Many things in life come in a variety of shapes, sizes, flavors, etc. It is this variety that is said to be “the spice of life”. Unfortunately, data scientists often have to save the variety for after hours and get the data they are working with to become rather similar.
When working with real world data sets, it is common to find yourself working with a mix of continuous variables which span a wide range of information. If you are looking at a data set for student’s academic scores, the range of points for each assignment, quiz, or test might vary — a quiz might be scored out of 20 points while a test might be scored out of 100 points. If you are comparing automobiles, you might be comparing MPGs (on a range of 15–45 mpgs) to top speeds (80–130 mphs) to driving range on a full tank of gas (280–410 miles).
There might also be a difference in the scale of some of the data / data with heavy skew… For example, exploring sale prices of homes in given city might show that 80% of the homes are valued under $1 million with the remaining 20% ranging between $1–10 million. And those prices might be next to a feature for lot size, where the data describe sizes between 0.25 acres — 10 acres.
Having data that are on such widely different scales or with such variance that are representing such different things can impact predictive machine learning models. Algorithms see the numbers and would assume that greater values insinuate greater influence on the outcome. Knowing how to manipulate these data in such a way that comparing them and placing them into models in ways that the models gain the most predictive power is called ‘feature scaling’ and is a crucial step — some would argue the most crucial step — in the data pre-processing step of the data science cycle.
Two approaches to feature scaling are standardization and normalization. Standardization is the practice of making features look more or less normally distributed. It shifts values to where they are centered around the mean with the mean set to 0 and where the distribution of the rescaled data have a unit standard deviation. Normalization is the process to shift and rescale data so the data range between [0,1]. By scaling data before employing a distance based algorithm, all features contribute equally to the result. When using gradient descent algorithms, features on a similar scale allow for a faster convergence towards the minima.
Scaling Methods in Python
Scikit-Learn’s preprocessing library contains a number of transformer methods:
- Removes mean and scale data to unit variance
- Cannot guarantee balanced feature scales in the presence of outliers
- Rescales data so all values are in a 0–1 range
- Also sensitive to outliers, as inliers are often squeezed into a small range
- Centering and scaling are based on percentiles — median is removed and data are scaled according to interquantile range
- Median and IQR are robust to outliers, as opposed to other measures like min, max, mean, standard deviation
- Implements the Yeo-Johnson and Box-Cox transforms to make the data more Gaussian-like by finding optimal scaling factors to stabilize variance and minimize skewness through MLE.

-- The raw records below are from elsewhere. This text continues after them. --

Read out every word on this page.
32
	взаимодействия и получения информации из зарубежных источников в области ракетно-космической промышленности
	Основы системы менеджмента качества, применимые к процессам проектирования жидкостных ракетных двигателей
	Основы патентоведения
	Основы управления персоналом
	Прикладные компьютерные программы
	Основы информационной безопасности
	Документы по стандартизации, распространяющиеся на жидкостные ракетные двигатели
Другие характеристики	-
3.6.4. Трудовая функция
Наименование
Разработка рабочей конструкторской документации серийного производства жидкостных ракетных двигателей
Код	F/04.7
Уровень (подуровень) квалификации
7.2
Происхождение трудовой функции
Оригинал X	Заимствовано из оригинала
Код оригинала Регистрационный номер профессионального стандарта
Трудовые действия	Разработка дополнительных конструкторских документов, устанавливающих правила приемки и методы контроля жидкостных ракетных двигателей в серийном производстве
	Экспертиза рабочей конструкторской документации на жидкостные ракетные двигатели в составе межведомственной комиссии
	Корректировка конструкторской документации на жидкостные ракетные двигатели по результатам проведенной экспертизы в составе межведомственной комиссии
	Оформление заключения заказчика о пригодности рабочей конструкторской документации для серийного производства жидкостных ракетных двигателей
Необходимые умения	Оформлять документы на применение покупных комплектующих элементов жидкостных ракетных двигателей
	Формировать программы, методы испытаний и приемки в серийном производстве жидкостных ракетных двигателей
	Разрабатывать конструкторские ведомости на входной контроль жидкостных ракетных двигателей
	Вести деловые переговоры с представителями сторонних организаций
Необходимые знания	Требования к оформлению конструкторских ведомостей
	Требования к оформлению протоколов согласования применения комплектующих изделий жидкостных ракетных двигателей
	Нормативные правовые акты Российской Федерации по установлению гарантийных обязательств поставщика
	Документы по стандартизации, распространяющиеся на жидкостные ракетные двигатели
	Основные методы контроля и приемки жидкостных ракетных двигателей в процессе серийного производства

- Rescales the variable so every sample has unit norm independent of the distribution of samples.
When you apply these methods to training and testing sets, you would first call a Transformer.fit(data) method to compute the pertinent information (min, max, mean, std) from the data to be used for later scaling. Then you would use the Transformer.transform(data) to scale the training and testing data sets at the appropriate times.
Where to scale in ML
On a high level, here are some tips on when to apply scaling. For machine learning methods which use distance measurements in their algorithms scaling is key. K-Means uses Euclidean distance measure — K-Prototypes would then also require scaling because it combines K-Means and K-Modes. K-Nearest Neighbors and SVMs also use distance between data points to determine similarity, so they should be scaled. Principal Component Analysis (PCA) works to select features with maximum variance, so it is important to standardize feature variance. Algorithms like neural networks, and linear and logistic regression, which use gradient descent as an optimization technique, require data to be scaled because the feature value X is present in the gradient descent formula.
Tree-based models and Naive Bayes are two examples where the model is fairly insensitive to feature scaling because they are not distance based. Tree based models split nodes based on single features and the split on a feature is not influenced by other features. In contrast to the rule based tree algorithms, Naive Bayes is designed to handle differences in data scale and variance and assigns weights to features accordingly.
Selecting a transformer
When data does not follow a Gaussian distribution, normalization is typically the route to take. If the data are Gaussian, standardization is likely the path. If outliers are present in the data, robust transformers or scalers (like the RobustScaler) are most appropriate.
Hopefully this serves as a good starting point for knowing why we sometimes need to scale data, when we should apply these methods, and what some of the methods for these transformations are and how they operate.